A nationalist activist who has been locked up since Australia Day on loitering charges will remain in jail for at least a month longer than expected.
Stephen Wells, 55, from Western Australia, was arrested alongside 15 other members of the National Socialist Network (NSN) while marching through Adelaide on January 26, charged with loitering and displaying a Nazi symbol – his NSN patch.
Three days later he was taken to Adelaide Remand Centre, after refusing to sign a bail agreement with conditions including a ban on entering the Adelaide CBD and associating with other members of the NSN, and put in solitary confinement.
Members of the National Socialist Network sing Waltzing Matilda as they march through the Adelaide CBD on Australia Day.
Police later made multiple arrests. pic.twitter.com/czRIgdWKsX
— The Noticer (@NoticerNews) January 26, 2025
Mr Wells was also denied toiletries and refused food that fit his dietary requirements for his first week at the privately run prison, but is now being given 12 eggs a day, his wife told Noticer News.
Last week in the Adelaide Magistrates Court Mr Wells was told he would be given bail if he could provide a cash surety and his hearing was adjourned until today.

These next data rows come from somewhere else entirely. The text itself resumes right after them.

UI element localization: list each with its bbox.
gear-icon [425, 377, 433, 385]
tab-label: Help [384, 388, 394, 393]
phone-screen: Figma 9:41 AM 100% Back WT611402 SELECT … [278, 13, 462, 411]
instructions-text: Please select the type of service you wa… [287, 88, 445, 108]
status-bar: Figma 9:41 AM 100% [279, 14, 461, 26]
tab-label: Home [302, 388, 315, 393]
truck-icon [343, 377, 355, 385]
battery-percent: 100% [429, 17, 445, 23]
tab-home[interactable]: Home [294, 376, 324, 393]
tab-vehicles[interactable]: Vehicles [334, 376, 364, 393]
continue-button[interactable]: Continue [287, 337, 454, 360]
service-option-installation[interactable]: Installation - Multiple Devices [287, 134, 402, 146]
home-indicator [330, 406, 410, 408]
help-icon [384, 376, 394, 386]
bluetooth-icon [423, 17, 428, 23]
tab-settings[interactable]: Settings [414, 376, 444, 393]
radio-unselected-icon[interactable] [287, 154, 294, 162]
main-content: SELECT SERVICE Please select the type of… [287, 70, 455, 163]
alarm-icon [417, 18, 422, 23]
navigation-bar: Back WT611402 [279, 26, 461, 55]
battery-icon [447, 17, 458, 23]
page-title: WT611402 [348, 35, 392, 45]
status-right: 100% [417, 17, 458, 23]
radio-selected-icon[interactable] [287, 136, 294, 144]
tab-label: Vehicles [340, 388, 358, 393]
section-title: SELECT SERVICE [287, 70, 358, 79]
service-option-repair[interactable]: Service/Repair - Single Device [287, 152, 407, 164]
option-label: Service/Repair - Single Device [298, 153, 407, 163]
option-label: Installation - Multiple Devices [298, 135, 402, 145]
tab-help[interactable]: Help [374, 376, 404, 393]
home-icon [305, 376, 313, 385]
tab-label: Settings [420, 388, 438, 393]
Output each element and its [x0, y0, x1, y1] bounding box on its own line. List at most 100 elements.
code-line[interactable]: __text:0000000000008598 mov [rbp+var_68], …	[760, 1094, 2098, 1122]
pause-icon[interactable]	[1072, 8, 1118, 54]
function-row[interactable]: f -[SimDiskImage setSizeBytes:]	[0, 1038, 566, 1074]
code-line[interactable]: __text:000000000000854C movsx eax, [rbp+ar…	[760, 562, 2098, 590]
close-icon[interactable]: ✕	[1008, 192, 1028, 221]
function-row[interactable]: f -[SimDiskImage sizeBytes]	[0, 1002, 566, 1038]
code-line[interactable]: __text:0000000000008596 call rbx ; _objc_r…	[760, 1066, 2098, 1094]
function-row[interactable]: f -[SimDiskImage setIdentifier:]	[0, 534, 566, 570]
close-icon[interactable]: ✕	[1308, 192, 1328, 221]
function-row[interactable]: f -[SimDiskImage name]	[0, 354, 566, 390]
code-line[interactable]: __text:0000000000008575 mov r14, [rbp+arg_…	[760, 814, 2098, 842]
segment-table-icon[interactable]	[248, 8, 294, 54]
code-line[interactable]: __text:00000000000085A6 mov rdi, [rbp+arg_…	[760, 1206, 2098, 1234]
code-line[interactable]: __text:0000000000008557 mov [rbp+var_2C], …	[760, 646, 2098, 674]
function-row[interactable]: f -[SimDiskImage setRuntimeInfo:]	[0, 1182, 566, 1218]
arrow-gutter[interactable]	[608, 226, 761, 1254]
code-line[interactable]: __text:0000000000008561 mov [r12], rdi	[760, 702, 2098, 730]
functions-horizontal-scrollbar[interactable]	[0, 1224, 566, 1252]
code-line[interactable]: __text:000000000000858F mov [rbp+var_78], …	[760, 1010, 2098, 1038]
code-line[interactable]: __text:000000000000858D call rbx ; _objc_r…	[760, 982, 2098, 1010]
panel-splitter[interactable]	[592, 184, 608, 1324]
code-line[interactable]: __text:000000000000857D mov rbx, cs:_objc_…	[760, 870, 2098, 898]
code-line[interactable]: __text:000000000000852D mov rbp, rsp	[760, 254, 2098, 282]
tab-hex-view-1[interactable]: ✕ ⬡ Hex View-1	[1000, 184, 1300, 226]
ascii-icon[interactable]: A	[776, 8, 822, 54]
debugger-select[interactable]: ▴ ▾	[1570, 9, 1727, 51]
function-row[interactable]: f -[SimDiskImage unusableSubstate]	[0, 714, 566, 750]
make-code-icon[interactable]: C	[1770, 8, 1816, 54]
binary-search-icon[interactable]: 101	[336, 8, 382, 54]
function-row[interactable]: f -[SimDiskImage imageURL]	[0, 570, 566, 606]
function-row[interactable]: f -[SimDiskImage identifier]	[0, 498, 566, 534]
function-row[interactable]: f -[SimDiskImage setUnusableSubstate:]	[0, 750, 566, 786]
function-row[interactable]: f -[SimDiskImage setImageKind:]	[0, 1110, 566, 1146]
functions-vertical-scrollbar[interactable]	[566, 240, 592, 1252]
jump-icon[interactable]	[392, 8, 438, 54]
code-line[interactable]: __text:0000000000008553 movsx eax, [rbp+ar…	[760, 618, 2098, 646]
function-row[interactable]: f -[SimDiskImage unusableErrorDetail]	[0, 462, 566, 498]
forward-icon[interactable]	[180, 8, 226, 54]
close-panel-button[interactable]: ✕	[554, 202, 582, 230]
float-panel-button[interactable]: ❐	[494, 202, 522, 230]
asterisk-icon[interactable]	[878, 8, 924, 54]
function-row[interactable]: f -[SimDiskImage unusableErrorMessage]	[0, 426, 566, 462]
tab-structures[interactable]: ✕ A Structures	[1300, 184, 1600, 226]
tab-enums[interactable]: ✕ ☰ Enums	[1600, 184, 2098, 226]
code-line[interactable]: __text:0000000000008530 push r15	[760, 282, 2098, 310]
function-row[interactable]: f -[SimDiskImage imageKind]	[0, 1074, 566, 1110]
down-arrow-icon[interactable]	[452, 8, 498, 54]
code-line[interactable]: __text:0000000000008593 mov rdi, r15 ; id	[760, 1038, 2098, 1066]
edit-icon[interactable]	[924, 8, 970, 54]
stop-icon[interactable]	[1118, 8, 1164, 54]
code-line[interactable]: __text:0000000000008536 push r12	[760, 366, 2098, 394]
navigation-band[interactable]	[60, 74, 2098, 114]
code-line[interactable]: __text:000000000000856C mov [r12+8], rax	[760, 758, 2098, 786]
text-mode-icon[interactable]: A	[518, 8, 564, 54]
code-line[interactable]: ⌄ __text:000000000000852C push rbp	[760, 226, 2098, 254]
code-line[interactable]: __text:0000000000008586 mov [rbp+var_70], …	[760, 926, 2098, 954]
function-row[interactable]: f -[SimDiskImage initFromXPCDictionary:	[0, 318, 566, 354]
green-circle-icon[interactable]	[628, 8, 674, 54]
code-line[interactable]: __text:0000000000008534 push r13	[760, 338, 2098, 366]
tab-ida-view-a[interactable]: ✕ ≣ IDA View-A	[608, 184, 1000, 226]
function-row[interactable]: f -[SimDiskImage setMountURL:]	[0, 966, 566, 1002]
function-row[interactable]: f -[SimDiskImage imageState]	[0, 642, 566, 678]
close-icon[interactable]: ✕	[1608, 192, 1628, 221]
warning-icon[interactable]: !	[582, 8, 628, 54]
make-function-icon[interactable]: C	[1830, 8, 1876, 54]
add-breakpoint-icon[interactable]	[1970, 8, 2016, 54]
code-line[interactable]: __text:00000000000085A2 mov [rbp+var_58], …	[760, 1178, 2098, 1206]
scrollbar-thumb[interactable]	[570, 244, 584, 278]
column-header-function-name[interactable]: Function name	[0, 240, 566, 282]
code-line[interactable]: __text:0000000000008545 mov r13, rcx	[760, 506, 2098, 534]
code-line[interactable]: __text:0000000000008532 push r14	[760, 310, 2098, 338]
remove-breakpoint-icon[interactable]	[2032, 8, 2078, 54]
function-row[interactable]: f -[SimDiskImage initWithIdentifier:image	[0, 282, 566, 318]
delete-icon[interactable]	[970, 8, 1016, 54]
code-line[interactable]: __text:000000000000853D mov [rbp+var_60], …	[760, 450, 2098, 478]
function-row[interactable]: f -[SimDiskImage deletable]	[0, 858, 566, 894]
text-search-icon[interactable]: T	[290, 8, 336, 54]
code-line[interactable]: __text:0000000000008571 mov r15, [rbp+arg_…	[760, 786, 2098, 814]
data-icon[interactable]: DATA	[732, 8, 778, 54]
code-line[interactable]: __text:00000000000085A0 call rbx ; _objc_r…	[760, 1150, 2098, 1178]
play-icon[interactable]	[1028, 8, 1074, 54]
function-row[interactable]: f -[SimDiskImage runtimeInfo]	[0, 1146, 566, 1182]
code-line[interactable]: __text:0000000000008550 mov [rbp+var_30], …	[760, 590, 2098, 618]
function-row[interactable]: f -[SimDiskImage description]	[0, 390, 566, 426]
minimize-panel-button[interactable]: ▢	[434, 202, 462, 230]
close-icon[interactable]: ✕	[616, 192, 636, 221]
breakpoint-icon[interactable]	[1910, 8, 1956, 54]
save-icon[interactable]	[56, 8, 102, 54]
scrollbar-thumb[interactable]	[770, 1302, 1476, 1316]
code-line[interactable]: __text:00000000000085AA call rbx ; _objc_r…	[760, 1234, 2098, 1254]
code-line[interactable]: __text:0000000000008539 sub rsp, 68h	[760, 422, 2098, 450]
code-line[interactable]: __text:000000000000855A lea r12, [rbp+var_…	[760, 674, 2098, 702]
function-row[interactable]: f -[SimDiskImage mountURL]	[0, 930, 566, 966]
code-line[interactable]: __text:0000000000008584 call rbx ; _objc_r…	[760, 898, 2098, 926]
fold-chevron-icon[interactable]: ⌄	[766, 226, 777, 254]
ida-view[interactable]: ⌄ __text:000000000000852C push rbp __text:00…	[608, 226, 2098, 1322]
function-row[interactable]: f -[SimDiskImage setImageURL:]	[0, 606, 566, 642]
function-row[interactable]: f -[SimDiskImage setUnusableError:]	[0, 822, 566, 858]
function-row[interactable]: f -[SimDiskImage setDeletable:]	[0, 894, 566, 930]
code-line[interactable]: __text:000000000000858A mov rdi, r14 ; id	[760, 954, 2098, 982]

But despite his wife lodging $1,000 with the court today he was remanded in custody and had his next hearing pushed back from March 13 to April 17 after his bail conditions were not relaxed as expected, and he refused to sign.
Noticer News understands that Mr Wells believes that his bail conditions were made even worse, as they included new bans on leaving his home state and contacting anyone linked to the NSN, even those who are not political activists.
This means he will have spent almost three months in jail on minor charges by the time his case is heard in court.
Friends of the family have started a GiveSendGo to fund Mr Wells’ defence, as he has already lost his job, and his wife is a casual worker who cannot work full-time due to health issues and is now struggling to pay her bills and legal fees.
In his hearing last week Mr Wells said that he intended to fight the charges and asked the magistrate why he was being punished before going to trial and asked why the presumption of innocence was not being applied, ABC News reported.
“I’m supposed to have the presumption of innocence,” he said.
“My punishment shouldn’t happen until after the trial, my punishment instead is happening before the trial and the initial conditions that the prosecution wants to put on my bail are bound to be punishment much greater than the punishment available to the court to give me if I was found guilty, which is why I refused them in the first place.
“Just keep on punishing me before the trial, go ahead – presumption of innocence is dead.”
His lawyer Travis Moran told the court one of the reasons his client would not agree to the bail conditions was that they violated his implied right to political communication under the constitution.
Magistrate Benjamin Sale told Mr Moran he would “keep an open mind” but accused Mr Wells of “outbursts” in court.
“Mr Moran, you might want to convey to Mr Wells that whilst some of the things he’s saying are true, a punishment shouldn’t come before a finding of guilt, these sort of outbursts we just heard don’t necessarily speak in favour of me granting bail,” he said.